Based on an idea from lead pastor Jared Ming, Higher Vision raised $2.8 million to create immersive, 1930s-era themed playrooms that will feature staff members dressed in character, the sound of planes, trains and ships overhead and around the room, as well as decorative rooms, such as one inspired by New York City’s Grand Central Station.
“When you walk into the room, it’s uniquely designed by our team with icons from that part of the world,” said lead pastor Jared Ming. “It’s three-dimensional on the walls, it’s not just painted. So they really get a sense of the globe and traveling around the world, everything down to the floor and the walls and every room has three-dimensional clouds or tree covers. It’s this experience of adventure.”
Each room features landmarks across several continents, with one room resembling Asia and featuring the Great Wall of China, while another room resembling Europe has a three-dimensional La Sagrada Familia emerging from the wall adjacent to the Leaning Tower of Pisa.
At the center of the dock is the “aquarium,” a room with the sound system and activities designed specifically for the church’s special needs program.
The final part of Kidventure close to completion is Play Junction, a large room with several interactive games and activities set between life-sized vehicles.

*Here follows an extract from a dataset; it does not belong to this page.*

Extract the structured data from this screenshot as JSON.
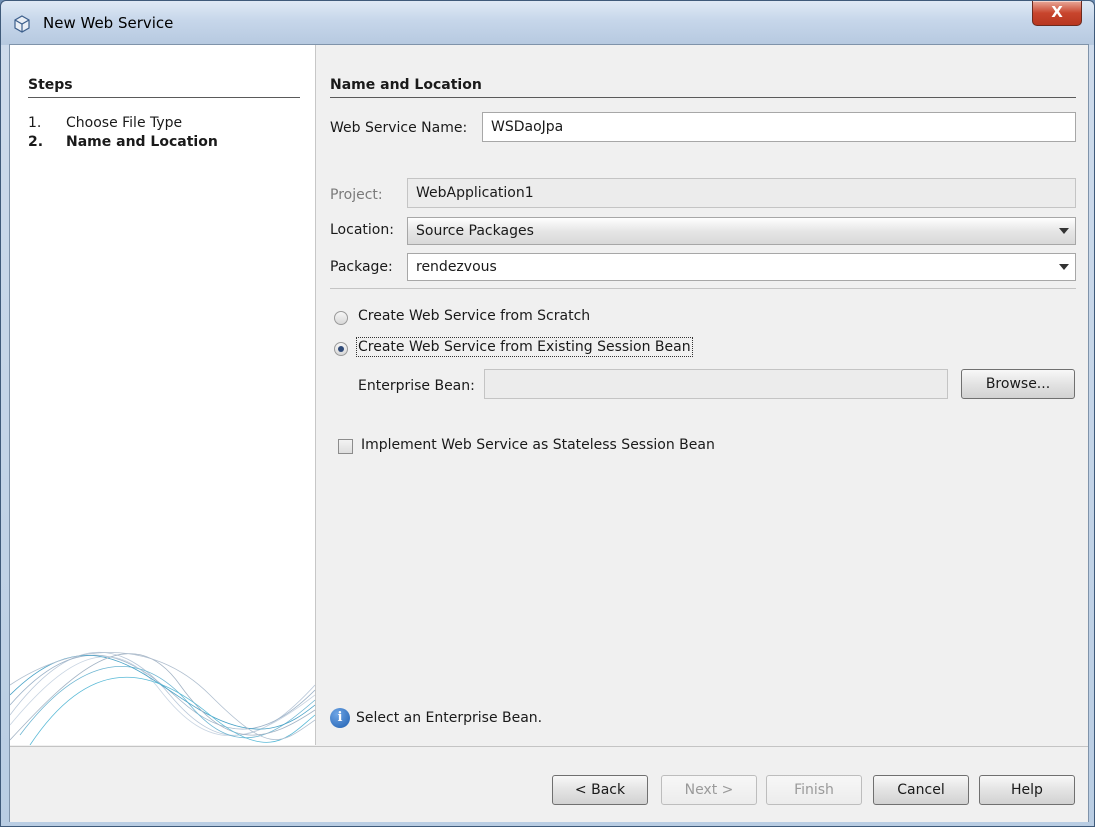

This includes a train emerging from a tunnel, an English double-decker bus, the two-story tall front of a ship and a 1930s-style plane hanging from the ceiling.
“Our hope is to really open this facility up beyond the weekend,” Ming said. “On the weekend our (children’s) ministry will be meeting up in there, but during the week we really want to be a Chuck-E.-Cheese-meets-Scooter’s-Jungle kind of experience, where kids and families can come, do birthday parties (and) kids can play in play areas.”
With the addition of Play Junction in the fall, the church hopes to open up Kidventure during the week to the public. The price for admission has not yet been determined, Ming said.
“I think we got the effect we’ve been looking for,” he said. “It’s been fun watching everybody experience it the last two weekends. It’s going to be cool to have people come, and I’m excited for the next phase, as well.”